Setelah mendapat titah dari Sultan Johor, maka Raja Malewar meneruskan
perjalanannya ke Negeri Sembilan untuk naik nobat di Penajis Tanah Kerjan dan
menjunjung mahkota di Seri Menanti pada tahun 1773 Masehi.
Sejak
itu berlakulah andaian:
ber
- raja ke Johor
ber
– tali ke Siak
ber
– tuan ke Minangkabau
Setelah Raja
Malewar bertakhta selama 22 tahun, ia pun wafat. Walaupun Raja Malewar ada
punya putra, namun Undang nan Ampek dari Luhak Rembau, Jelebu, Sungai Ujung dan
Johol, memutuskan tidak mengangkat putra mahkota sebagai pengganti.
Untuk
pengganti Raja Malewar dijemput lagi anak Raja dari Pagaruyung, maka jatuhlah
pilihan pada Raja Hitam dan ditabalkan pada tahun 1795. Selama 13 tahun
bertakhta wafat pulalah Raja Hitam digantikan oleh Raja Lenggang yang juga
dijemput ke Pagaruyung untuk ketiga kalinya bertahun 1808.
Setelah
tiga kali menjemput anak raja yang dirajakan di Negeri Sembilan, maka pada kali
keempat tidak mungkin lagi untuk menjemput anak Raja ke Pagaruyung.
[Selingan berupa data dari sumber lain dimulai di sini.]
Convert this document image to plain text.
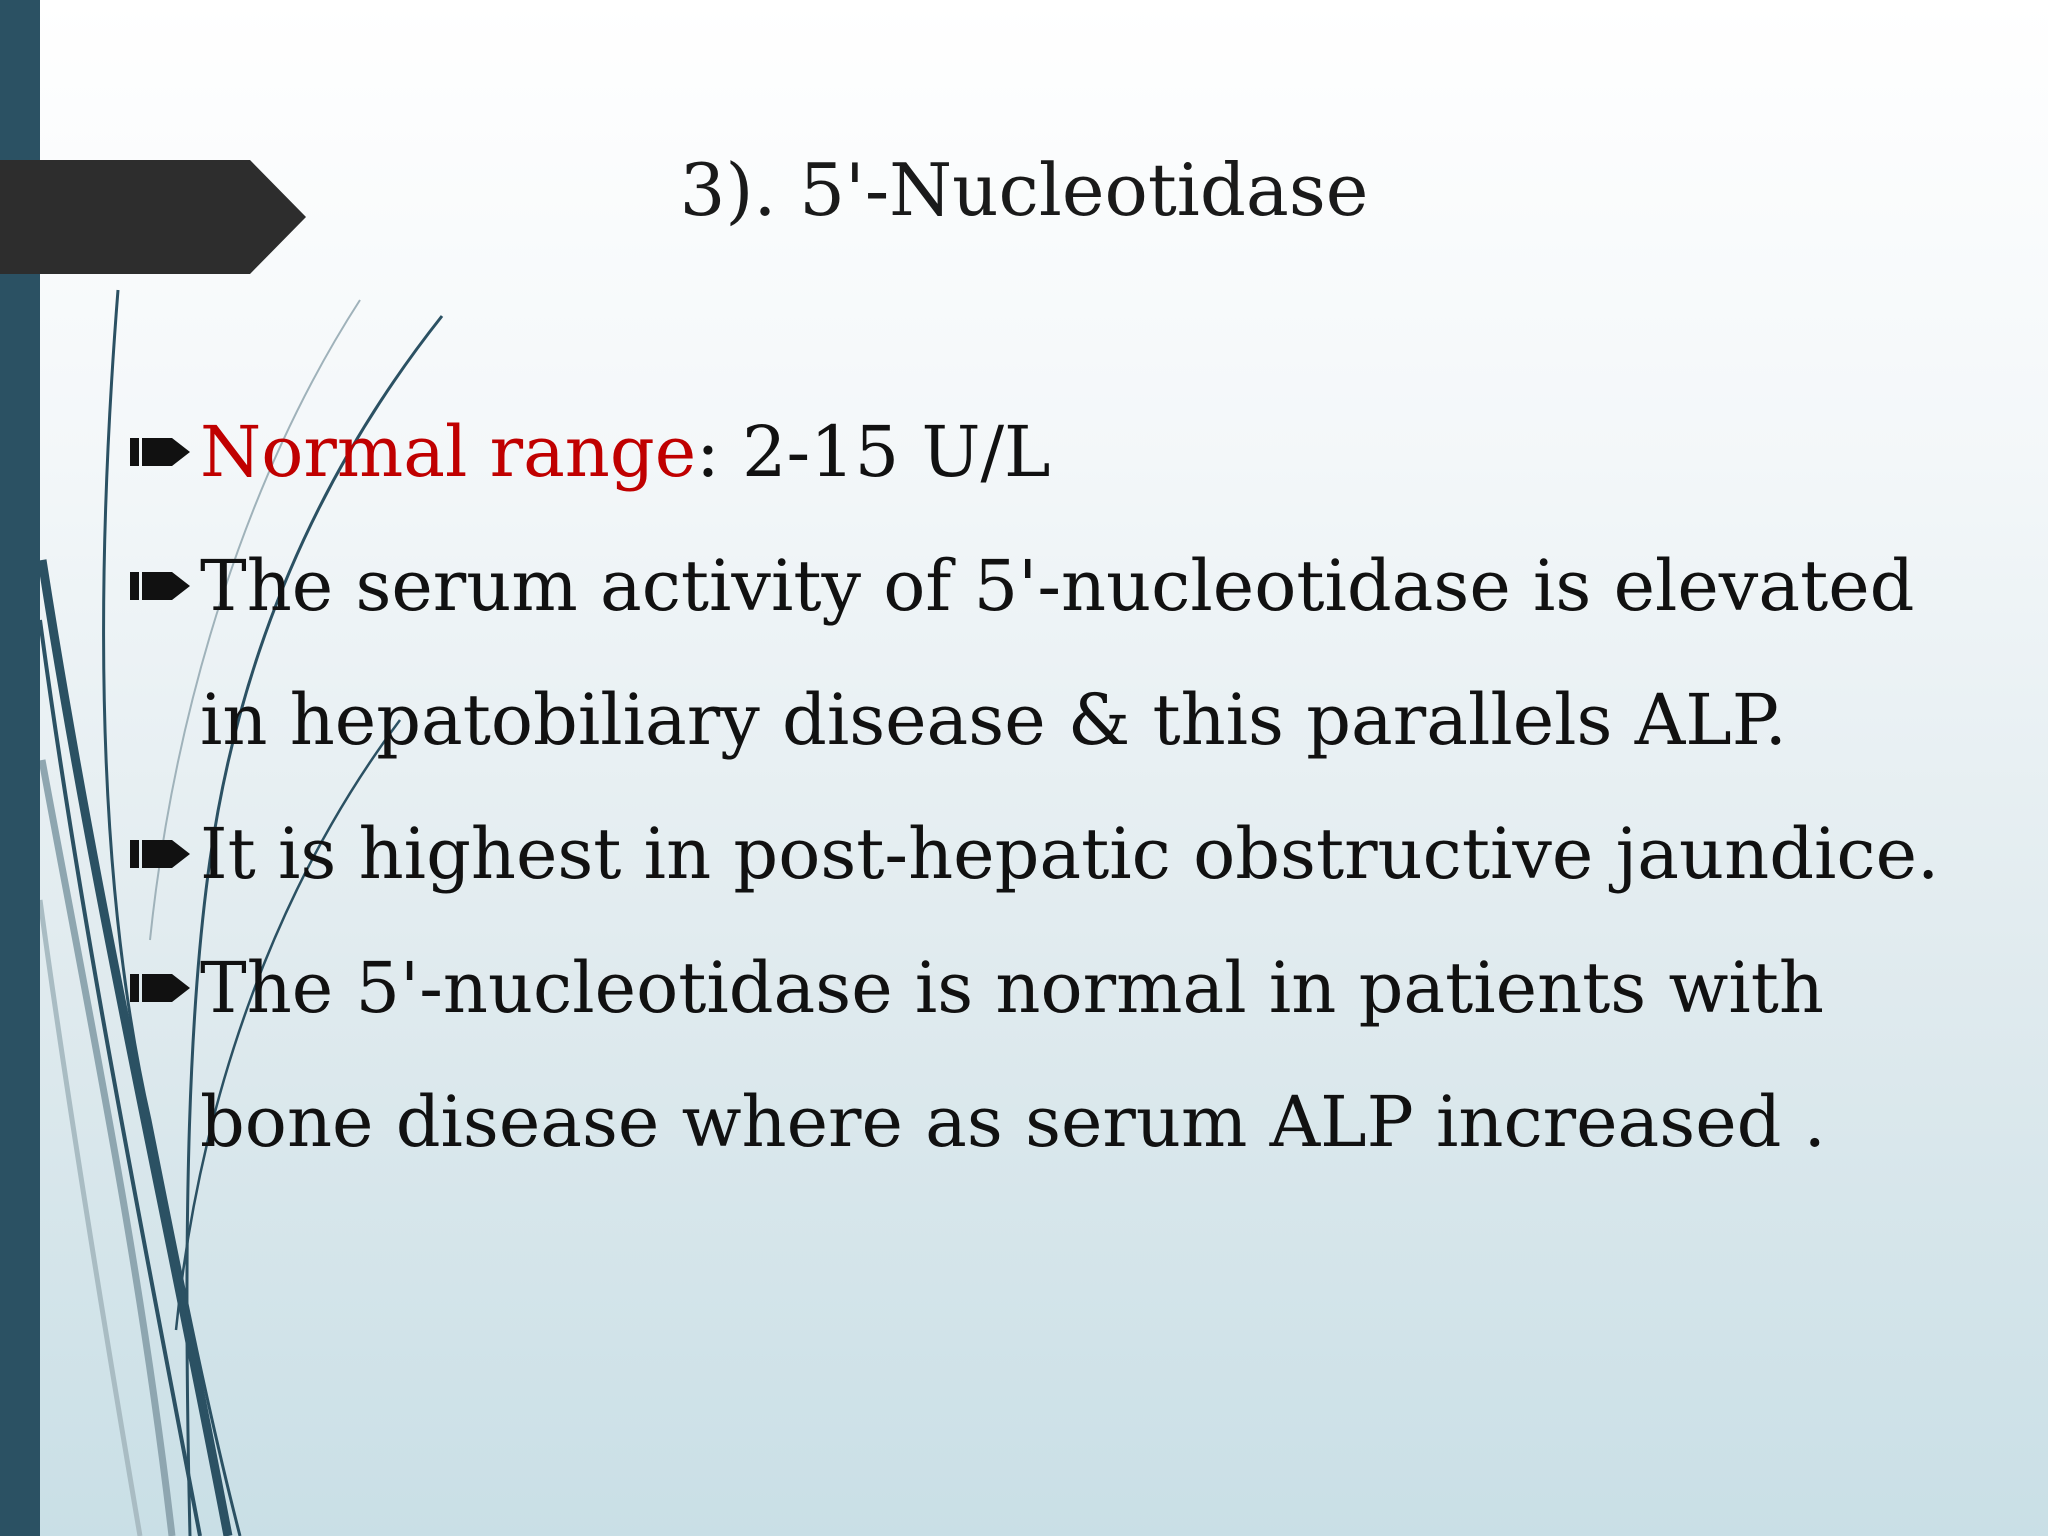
3). 5'-Nucleotidase
Normal range: 2-15 U/L
The serum activity of 5'-nucleotidase is elevated
in hepatobiliary disease & this parallels ALP.
It is highest in post-hepatic obstructive jaundice.
The 5'-nucleotidase is normal in patients with
bone disease where as serum ALP increased .
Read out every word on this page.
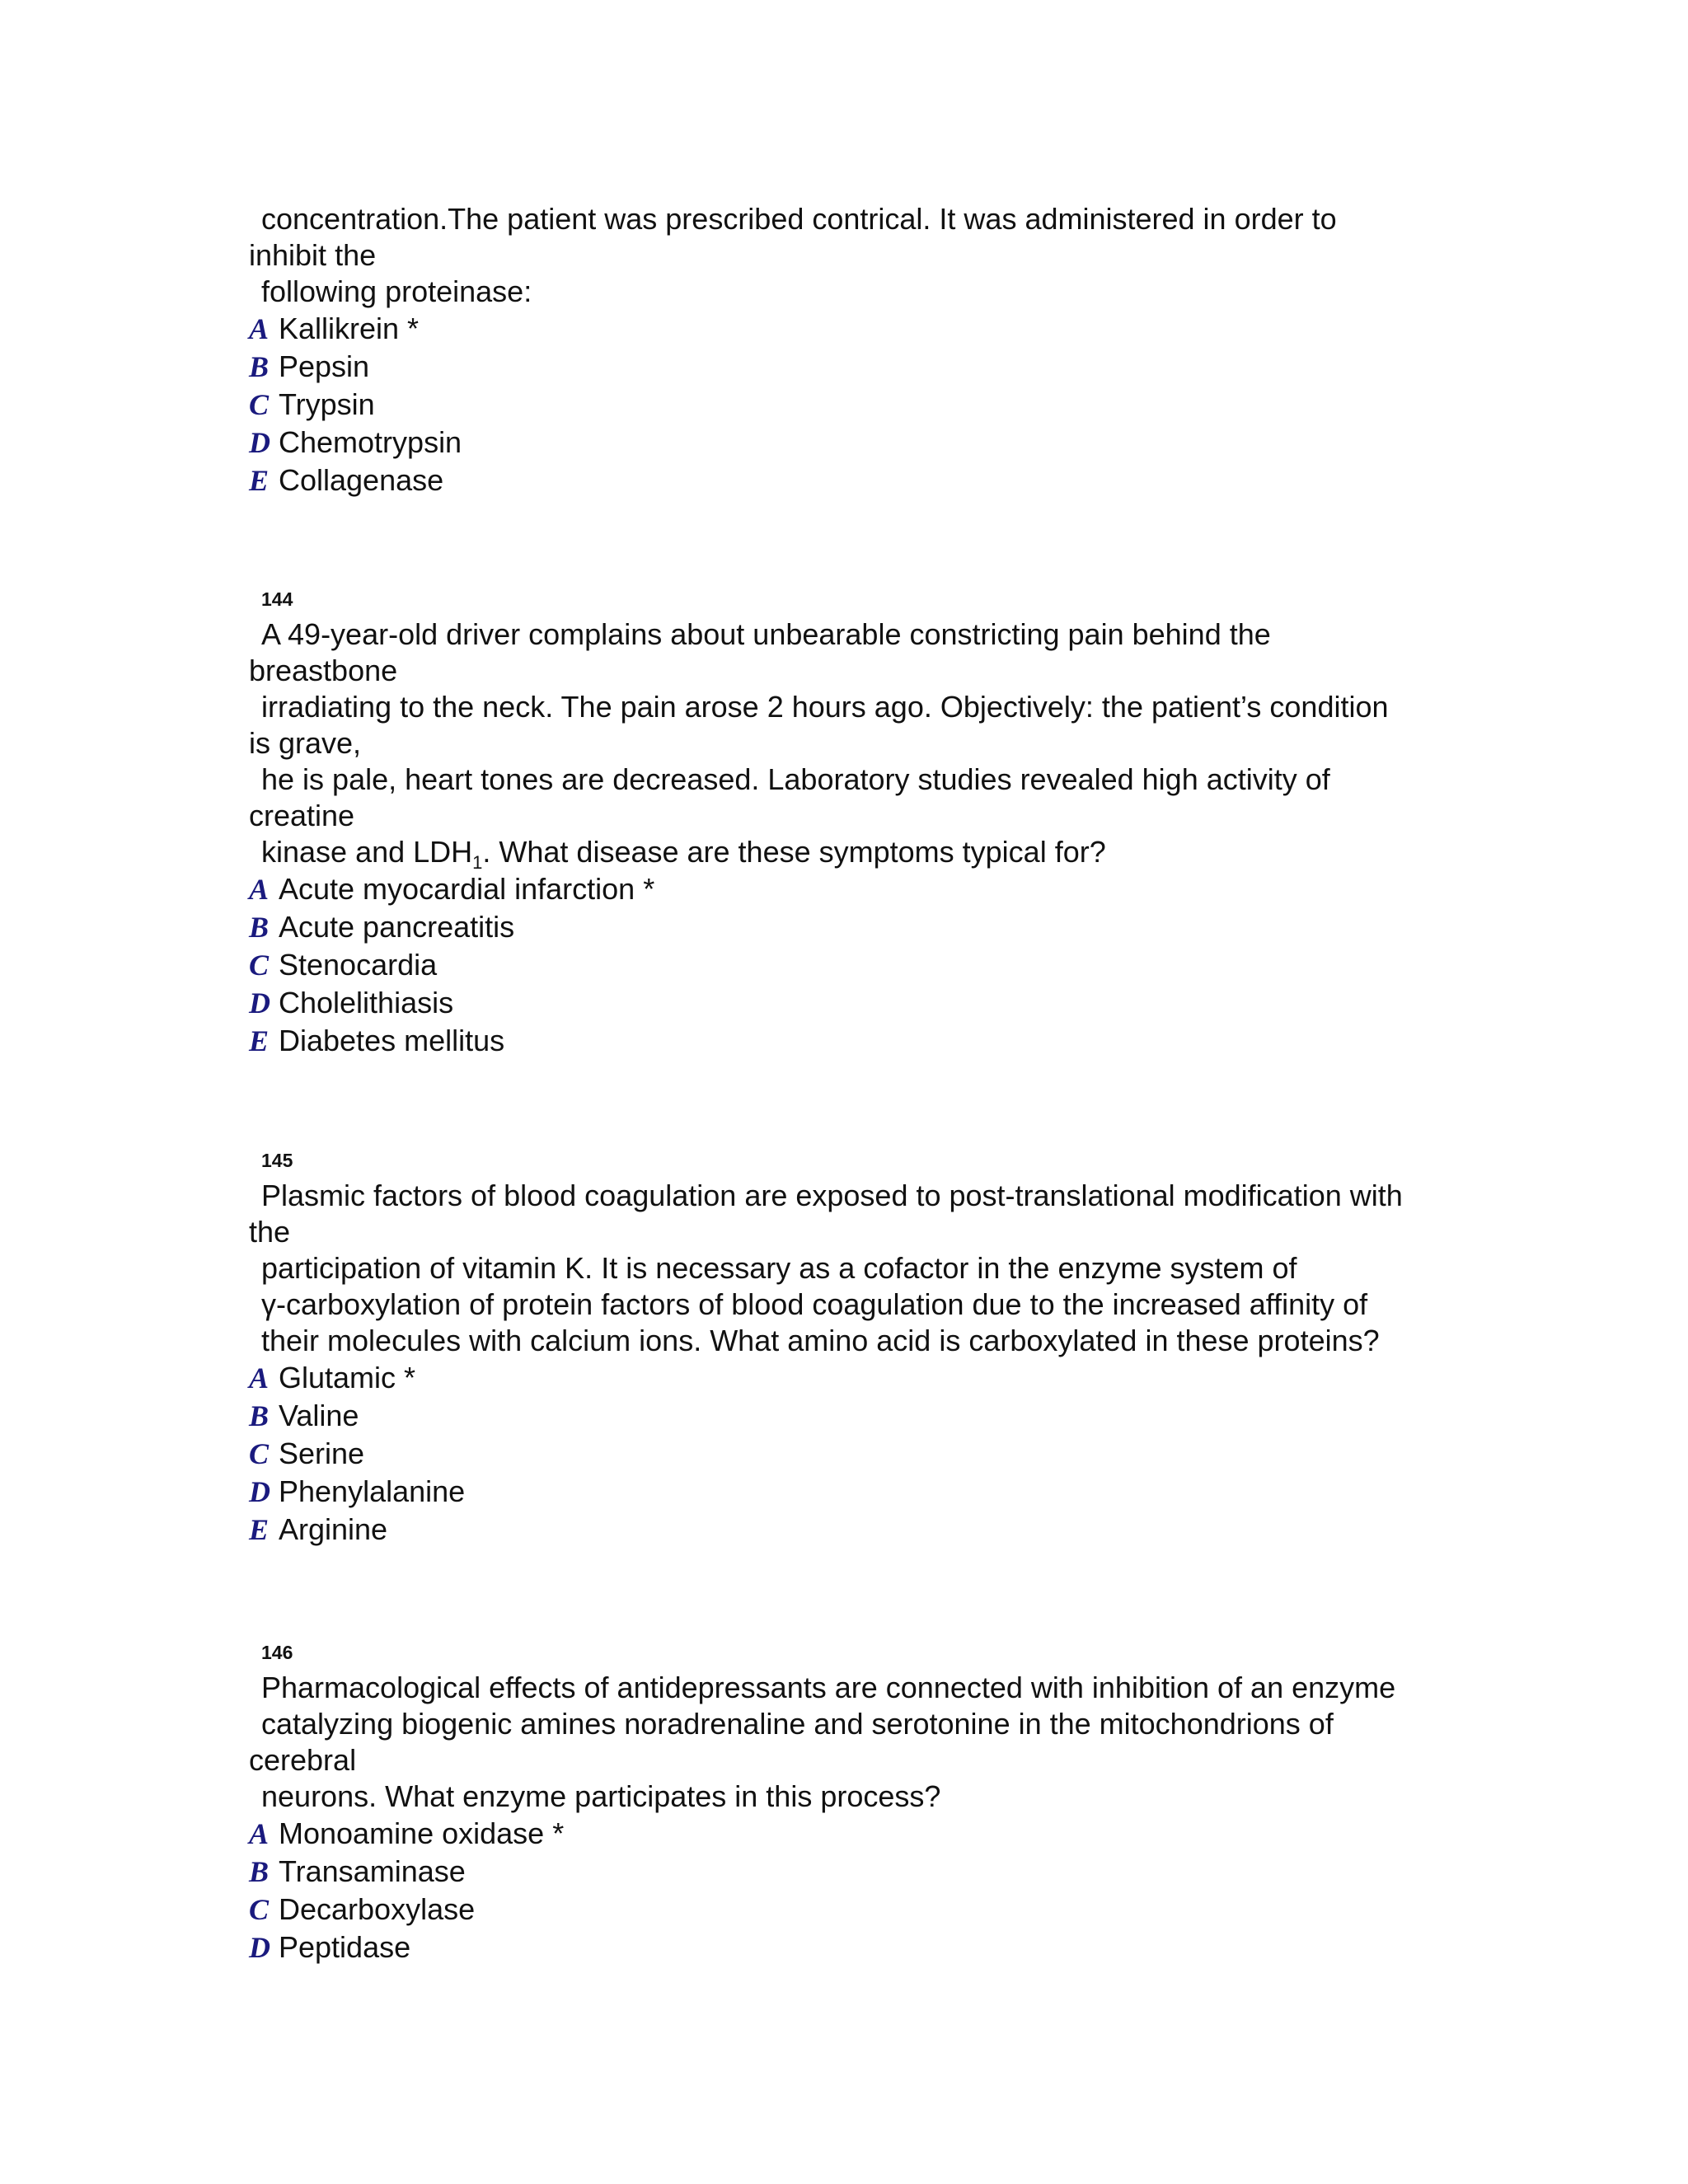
concentration.The patient was prescribed contrical. It was administered in order to
inhibit the
following proteinase:
A Kallikrein *
B Pepsin
C Trypsin
D Chemotrypsin
E Collagenase
144
A 49-year-old driver complains about unbearable constricting pain behind the
breastbone
irradiating to the neck. The pain arose 2 hours ago. Objectively: the patient’s condition
is grave,
he is pale, heart tones are decreased. Laboratory studies revealed high activity of
creatine
kinase and $LDH_1$. What disease are these symptoms typical for?
A Acute myocardial infarction *
B Acute pancreatitis
C Stenocardia
D Cholelithiasis
E Diabetes mellitus
145
Plasmic factors of blood coagulation are exposed to post-translational modification with
the
participation of vitamin K. It is necessary as a cofactor in the enzyme system of
γ-carboxylation of protein factors of blood coagulation due to the increased affinity of
their molecules with calcium ions. What amino acid is carboxylated in these proteins?
A Glutamic *
B Valine
C Serine
D Phenylalanine
E Arginine
146
Pharmacological effects of antidepressants are connected with inhibition of an enzyme
catalyzing biogenic amines noradrenaline and serotonine in the mitochondrions of
cerebral
neurons. What enzyme participates in this process?
A Monoamine oxidase *
B Transaminase
C Decarboxylase
D Peptidase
Alasannya, bumi Minangkabau sadang hangek
(panas). Pagaruyung sadang paneh, lah sulik mudiak ka Minangkabau, lah
susah balaie ka hulu, batang kok banyak malintang, jalan darek kok tak aman, perang
Padri sedang berkecamuk, maka diputuskanlah menobatkan Raja Radin putra Raja
Lenggang dan cucu Raja Hitam sebagai Raja Negeri Sembilan bertarekh tahun 1824
Masehi. Sampai ke zaman DYMM. Tuanku Jaafar Ibni Tuanku Abdur Rahman, Yang
Dipertuan Besar Negeri Sembilan yang sekarang kalau tidak putra raja, adik
rajalah yang dinobatkan sebagai raja atau Yang Dipertuan Besar Negeri Sembilan.